Ces pratiques "traditionnelles" ne justifient pas, évidemment, les mauvaises pratiques de cuisine moléculaire, mais c'est moins le principe que son application qui est en cause : un steak trop salé, cela ne condamne pas le steak grillé en général, mais un steak trop salé en particulier.
Donc, pour terminer : "incidents d'empoisonnement réels", c'est discutable ! Sans parler du fait que l'on ne mets pas ces incidents en face de ceux qui ont lieu soit à domicile (personne n'en fait un article), soit dans des restaurants moins célèbres.

3. Mon nom n'est pas H. Thys, mais H. This. Et oui, je suis  bien à l'origine de la cuisine moléculaire, cuisine dont je rappelle la définition "cuisiner avec des ustensiles modernes".

4. "Il me semble qu'il y ait là une image d'un problème réel" : une image d'un problème, ou bien un  problème ?

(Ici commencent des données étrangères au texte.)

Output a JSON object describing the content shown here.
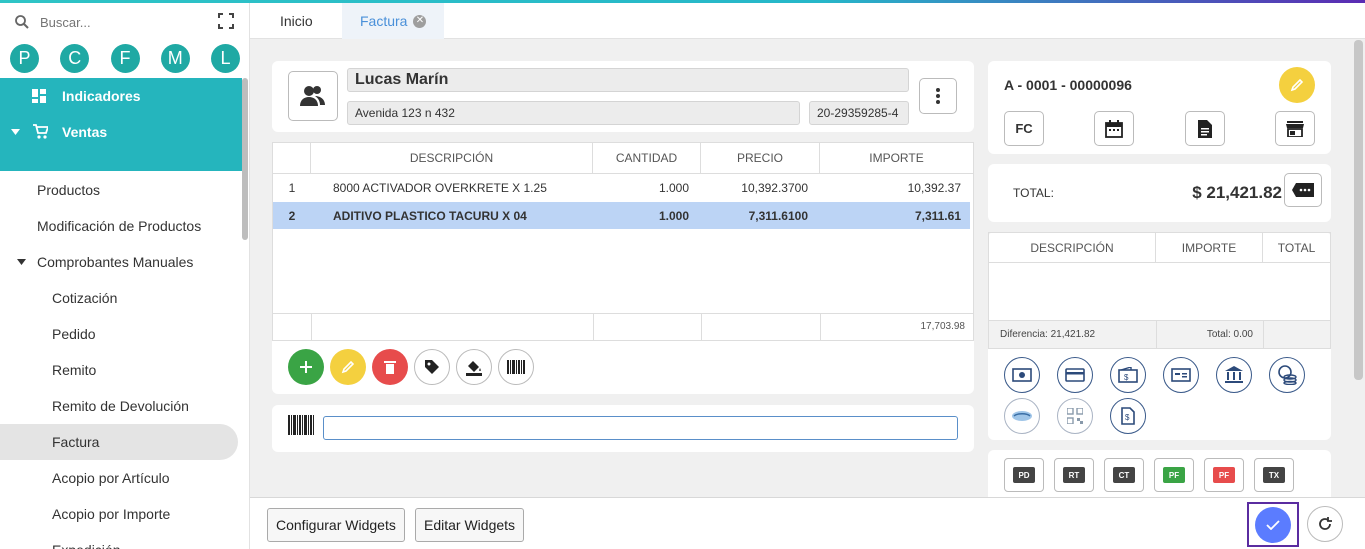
{
  "search": {
    "placeholder": "Buscar..."
  },
  "shortcuts": [
    "P",
    "C",
    "F",
    "M",
    "L"
  ],
  "menu": {
    "indicadores": "Indicadores",
    "ventas": "Ventas",
    "items": [
      "Productos",
      "Modificación de Productos"
    ],
    "comprobantes": "Comprobantes Manuales",
    "sub_items": [
      "Cotización",
      "Pedido",
      "Remito",
      "Remito de Devolución",
      "Factura",
      "Acopio por Artículo",
      "Acopio por Importe",
      "Expedición"
    ],
    "active": "Factura"
  },
  "tabs": [
    {
      "label": "Inicio"
    },
    {
      "label": "Factura"
    }
  ],
  "customer": {
    "name": "Lucas Marín",
    "address": "Avenida 123 n 432",
    "cuit": "20-29359285-4"
  },
  "grid": {
    "headers": [
      "DESCRIPCIÓN",
      "CANTIDAD",
      "PRECIO",
      "IMPORTE"
    ],
    "rows": [
      {
        "n": "1",
        "desc": "8000 ACTIVADOR OVERKRETE X 1.25",
        "qty": "1.000",
        "price": "10,392.3700",
        "amount": "10,392.37"
      },
      {
        "n": "2",
        "desc": "ADITIVO PLASTICO TACURU X 04",
        "qty": "1.000",
        "price": "7,311.6100",
        "amount": "7,311.61"
      }
    ],
    "footer_total": "17,703.98"
  },
  "invoice": {
    "number": "A - 0001 - 00000096",
    "type_label": "FC"
  },
  "total": {
    "label": "TOTAL:",
    "value": "$ 21,421.82"
  },
  "payments": {
    "headers": [
      "DESCRIPCIÓN",
      "IMPORTE",
      "TOTAL"
    ],
    "diferencia": "Diferencia: 21,421.82",
    "total": "Total: 0.00"
  },
  "docs": [
    "PD",
    "RT",
    "CT",
    "PF",
    "PF",
    "TX"
  ],
  "bottom": {
    "configurar": "Configurar Widgets",
    "editar": "Editar Widgets"
  },
  "colors": {
    "teal": "#25b5bd",
    "green": "#3aa445",
    "yellow": "#f4d03f",
    "red": "#e74c4c",
    "blue": "#5b7cff",
    "selected_row": "#bcd4f5"
  }
}
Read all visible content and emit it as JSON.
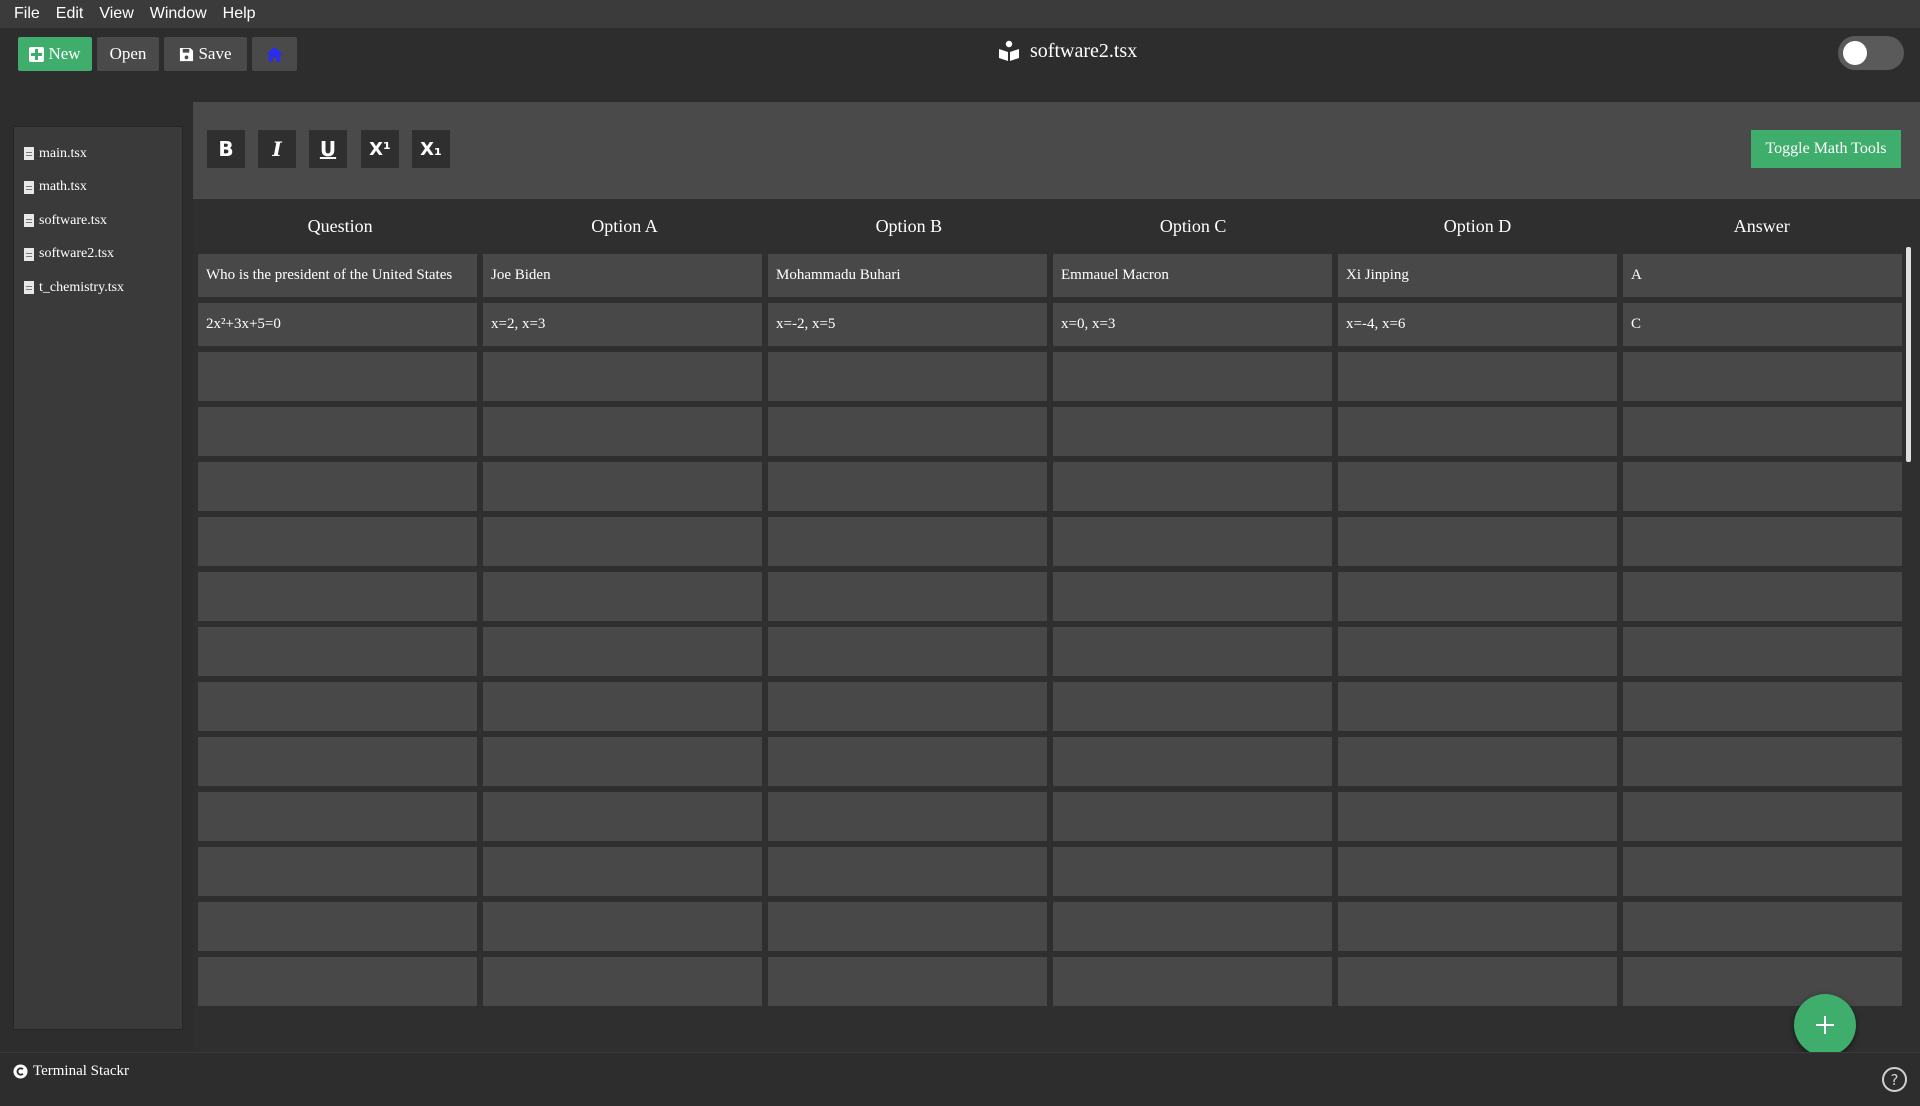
{
  "menu": [
    "File",
    "Edit",
    "View",
    "Window",
    "Help"
  ],
  "toolbar": {
    "new_label": "New",
    "open_label": "Open",
    "save_label": "Save"
  },
  "window_title": "software2.tsx",
  "files": [
    "main.tsx",
    "math.tsx",
    "software.tsx",
    "software2.tsx",
    "t_chemistry.tsx"
  ],
  "format": {
    "bold": "B",
    "italic": "I",
    "underline": "U",
    "superscript": "X¹",
    "subscript": "X₁",
    "math_tools_label": "Toggle Math Tools"
  },
  "table": {
    "headers": [
      "Question",
      "Option A",
      "Option B",
      "Option C",
      "Option D",
      "Answer"
    ],
    "rows": [
      [
        "Who is the president of the United States",
        "Joe Biden",
        "Mohammadu Buhari",
        "Emmauel Macron",
        "Xi Jinping",
        "A"
      ],
      [
        "2x²+3x+5=0",
        "x=2, x=3",
        "x=-2, x=5",
        "x=0, x=3",
        "x=-4, x=6",
        "C"
      ]
    ],
    "empty_rows": 12
  },
  "footer": {
    "brand": "Terminal Stackr",
    "help": "?"
  },
  "colors": {
    "accent": "#3fae6c",
    "home_icon": "#2a2cf0"
  }
}
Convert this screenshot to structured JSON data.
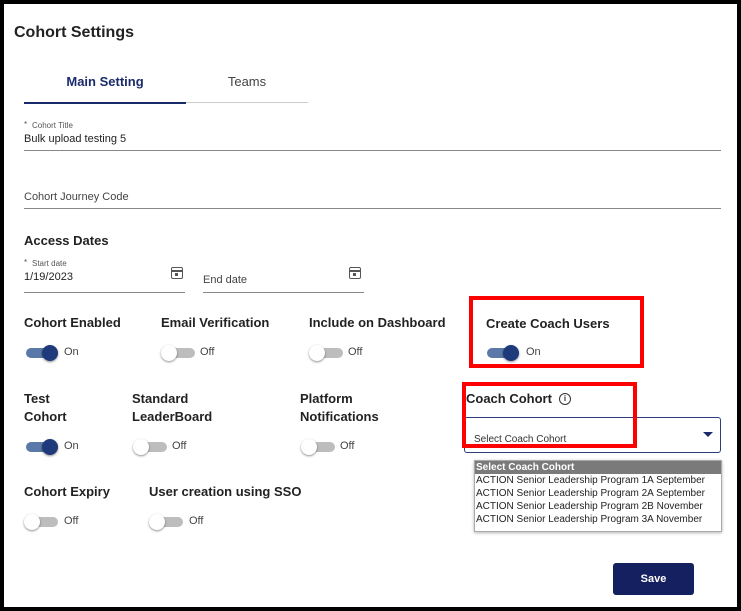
{
  "page": {
    "title": "Cohort Settings"
  },
  "tabs": {
    "main": "Main Setting",
    "teams": "Teams"
  },
  "cohort_title": {
    "label": "Cohort Title",
    "required_mark": "*",
    "value": "Bulk upload testing 5"
  },
  "journey_code": {
    "placeholder": "Cohort Journey Code"
  },
  "access_dates": {
    "heading": "Access Dates",
    "start_label": "Start date",
    "start_value": "1/19/2023",
    "end_placeholder": "End date"
  },
  "toggles": {
    "cohort_enabled": {
      "label": "Cohort Enabled",
      "state": "On"
    },
    "email_verification": {
      "label": "Email Verification",
      "state": "Off"
    },
    "include_dashboard": {
      "label": "Include on Dashboard",
      "state": "Off"
    },
    "create_coach_users": {
      "label": "Create Coach Users",
      "state": "On"
    },
    "test_cohort": {
      "label_line1": "Test",
      "label_line2": "Cohort",
      "state": "On"
    },
    "standard_leaderboard": {
      "label_line1": "Standard",
      "label_line2": "LeaderBoard",
      "state": "Off"
    },
    "platform_notifications": {
      "label_line1": "Platform",
      "label_line2": "Notifications",
      "state": "Off"
    },
    "cohort_expiry": {
      "label": "Cohort Expiry",
      "state": "Off"
    },
    "sso_user_creation": {
      "label": "User creation using SSO",
      "state": "Off"
    }
  },
  "coach_cohort": {
    "label": "Coach Cohort",
    "info_icon": "info-circle-icon",
    "selected": "Select Coach Cohort",
    "options": [
      "Select Coach Cohort",
      "ACTION Senior Leadership Program 1A September",
      "ACTION Senior Leadership Program 2A September",
      "ACTION Senior Leadership Program 2B November",
      "ACTION Senior Leadership Program 3A November"
    ]
  },
  "actions": {
    "save": "Save"
  },
  "colors": {
    "primary": "#14205f",
    "toggle_on": "#1f3a7a",
    "highlight": "#ff0000"
  }
}
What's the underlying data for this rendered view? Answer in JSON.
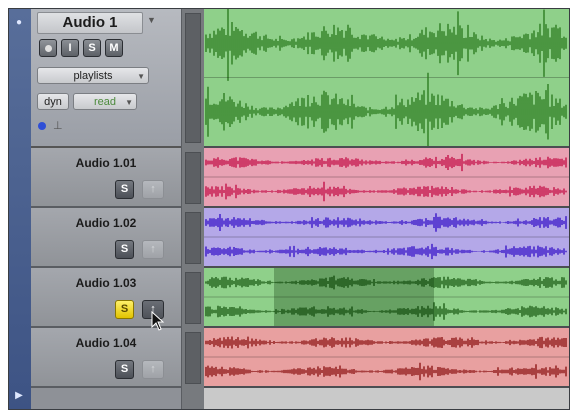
{
  "main_track": {
    "name": "Audio 1",
    "buttons": {
      "rec": "",
      "input": "I",
      "solo": "S",
      "mute": "M"
    },
    "playlists_label": "playlists",
    "view_label": "dyn",
    "automation_label": "read",
    "color": "#8fd08a",
    "waveform_color": "#2e7d22"
  },
  "sub_tracks": [
    {
      "name": "Audio 1.01",
      "solo_label": "S",
      "up_label": "↑",
      "solo_on": false,
      "color": "#e8a1b3",
      "waveform_color": "#c4124a"
    },
    {
      "name": "Audio 1.02",
      "solo_label": "S",
      "up_label": "↑",
      "solo_on": false,
      "color": "#b4a8e8",
      "waveform_color": "#3a16c8"
    },
    {
      "name": "Audio 1.03",
      "solo_label": "S",
      "up_label": "↑",
      "solo_on": true,
      "color": "#8fd08a",
      "waveform_color": "#1e5f17"
    },
    {
      "name": "Audio 1.04",
      "solo_label": "S",
      "up_label": "↑",
      "solo_on": false,
      "color": "#e8a0a0",
      "waveform_color": "#8e1717"
    }
  ],
  "icons": {
    "gutter_top": "circle-arrow-icon",
    "gutter_bottom": "triangle-right-icon",
    "cursor": "pointer-cursor-icon"
  },
  "colors": {
    "gutter": "#4a6193",
    "header": "#9a9ea6",
    "selection": "dark-overlay"
  }
}
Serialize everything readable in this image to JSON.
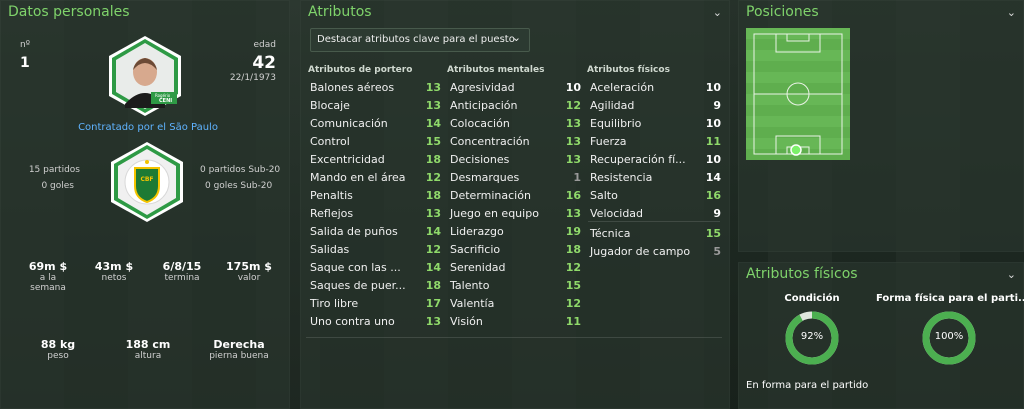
{
  "personal": {
    "title": "Datos personales",
    "number_label": "nº",
    "number": "1",
    "age_label": "edad",
    "age": "42",
    "birthdate": "22/1/1973",
    "club_link": "Contratado por el São Paulo",
    "player_name_small": "Rogério",
    "player_surname_small": "CENI",
    "caps_left": "15 partidos",
    "goals_left": "0 goles",
    "caps_right": "0 partidos Sub-20",
    "goals_right": "0 goles Sub-20",
    "nat_badge_text": "CBF",
    "stats": [
      {
        "value": "69m $",
        "label": "a la semana"
      },
      {
        "value": "43m $",
        "label": "netos"
      },
      {
        "value": "6/8/15",
        "label": "termina"
      },
      {
        "value": "175m $",
        "label": "valor"
      }
    ],
    "physical": [
      {
        "value": "88 kg",
        "label": "peso"
      },
      {
        "value": "188 cm",
        "label": "altura"
      },
      {
        "value": "Derecha",
        "label": "pierna buena"
      }
    ]
  },
  "attributes": {
    "title": "Atributos",
    "highlight_button": "Destacar atributos clave para el puesto",
    "columns": [
      {
        "header": "Atributos de portero",
        "rows": [
          {
            "name": "Balones aéreos",
            "value": "13",
            "color": "green"
          },
          {
            "name": "Blocaje",
            "value": "13",
            "color": "green"
          },
          {
            "name": "Comunicación",
            "value": "14",
            "color": "green"
          },
          {
            "name": "Control",
            "value": "15",
            "color": "green"
          },
          {
            "name": "Excentricidad",
            "value": "18",
            "color": "green"
          },
          {
            "name": "Mando en el área",
            "value": "12",
            "color": "green"
          },
          {
            "name": "Penaltis",
            "value": "18",
            "color": "green"
          },
          {
            "name": "Reflejos",
            "value": "13",
            "color": "green"
          },
          {
            "name": "Salida de puños",
            "value": "14",
            "color": "green"
          },
          {
            "name": "Salidas",
            "value": "12",
            "color": "green"
          },
          {
            "name": "Saque con las ...",
            "value": "14",
            "color": "green"
          },
          {
            "name": "Saques de puer...",
            "value": "18",
            "color": "green"
          },
          {
            "name": "Tiro libre",
            "value": "17",
            "color": "green"
          },
          {
            "name": "Uno contra uno",
            "value": "13",
            "color": "green"
          }
        ]
      },
      {
        "header": "Atributos mentales",
        "rows": [
          {
            "name": "Agresividad",
            "value": "10",
            "color": "white"
          },
          {
            "name": "Anticipación",
            "value": "12",
            "color": "green"
          },
          {
            "name": "Colocación",
            "value": "13",
            "color": "green"
          },
          {
            "name": "Concentración",
            "value": "13",
            "color": "green"
          },
          {
            "name": "Decisiones",
            "value": "13",
            "color": "green"
          },
          {
            "name": "Desmarques",
            "value": "1",
            "color": "grey"
          },
          {
            "name": "Determinación",
            "value": "16",
            "color": "green"
          },
          {
            "name": "Juego en equipo",
            "value": "13",
            "color": "green"
          },
          {
            "name": "Liderazgo",
            "value": "19",
            "color": "green"
          },
          {
            "name": "Sacrificio",
            "value": "18",
            "color": "green"
          },
          {
            "name": "Serenidad",
            "value": "12",
            "color": "green"
          },
          {
            "name": "Talento",
            "value": "15",
            "color": "green"
          },
          {
            "name": "Valentía",
            "value": "12",
            "color": "green"
          },
          {
            "name": "Visión",
            "value": "11",
            "color": "green"
          }
        ]
      },
      {
        "header": "Atributos físicos",
        "rows": [
          {
            "name": "Aceleración",
            "value": "10",
            "color": "white"
          },
          {
            "name": "Agilidad",
            "value": "9",
            "color": "white"
          },
          {
            "name": "Equilibrio",
            "value": "10",
            "color": "white"
          },
          {
            "name": "Fuerza",
            "value": "11",
            "color": "green"
          },
          {
            "name": "Recuperación fí...",
            "value": "10",
            "color": "white"
          },
          {
            "name": "Resistencia",
            "value": "14",
            "color": "white"
          },
          {
            "name": "Salto",
            "value": "16",
            "color": "green"
          },
          {
            "name": "Velocidad",
            "value": "9",
            "color": "white"
          },
          {
            "name": "Técnica",
            "value": "15",
            "color": "green"
          },
          {
            "name": "Jugador de campo",
            "value": "5",
            "color": "grey"
          }
        ]
      }
    ]
  },
  "positions": {
    "title": "Posiciones"
  },
  "fitness": {
    "title": "Atributos físicos",
    "condition_label": "Condición",
    "condition_value": "92%",
    "condition_level": 0.92,
    "match_fitness_label": "Forma física para el parti...",
    "match_fitness_value": "100%",
    "match_fitness_level": 1.0,
    "status": "En forma para el partido"
  },
  "colors": {
    "accent": "#7fd36b",
    "ring_green": "#4caf50",
    "ring_track": "#dfe6dd",
    "pitch": "#5fae4e"
  },
  "icons": {
    "chevron": "chevron-down-icon",
    "player_photo": "player-photo",
    "national_badge": "cbf-badge-icon"
  }
}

5. le passage de la science à la technique : oui, c'est toujours là une question terrible. La découverte de l'atome, et la bombe atomique ; la découverte de l'électricité et la chaise électrique ; la découverte des micro-organismes et des attaques à l'anthrax ; la découverte du feu et les incendies... Je maintiens que les responsables d'un acte condamnable sont ceux qui ont fait cet acte, et non les scientifiques qui ont fait la découverte. Pierre et Marie Curie ne sont pas responsables d'Hiroshima !

6. Pour la partie diffusion, marketing, communication, c'est un trop gros morceau, et cette partie de la lettre est trop floue pour que je réponde quelque chose de raisonnable, en peu de mots.

7. "l'hyperspécialisation du jugement sur les techniques" : je ne sais pas ce que cela signifie, donc je ne peux pas répondre.

8. on "cuisine à froid, mais on ne veille pas au développement des bactéries : à noter qu'une salade de carottes, c'est cuisiner à froid, donc rien de nouveau sous le soleil, de ce point de vue. En revanche, les professionnels doivent faire attention, et c'est la raison pour laquelle l'Education nationale promeut la méthode HACCP.

9. les médias sont aveuglés : que cela signifie-t-il ?

Voilà, j'espère avoir répondu correctement, mais si je ne suis pas clair, merci de me le dire, pour que j'ajoute des explications.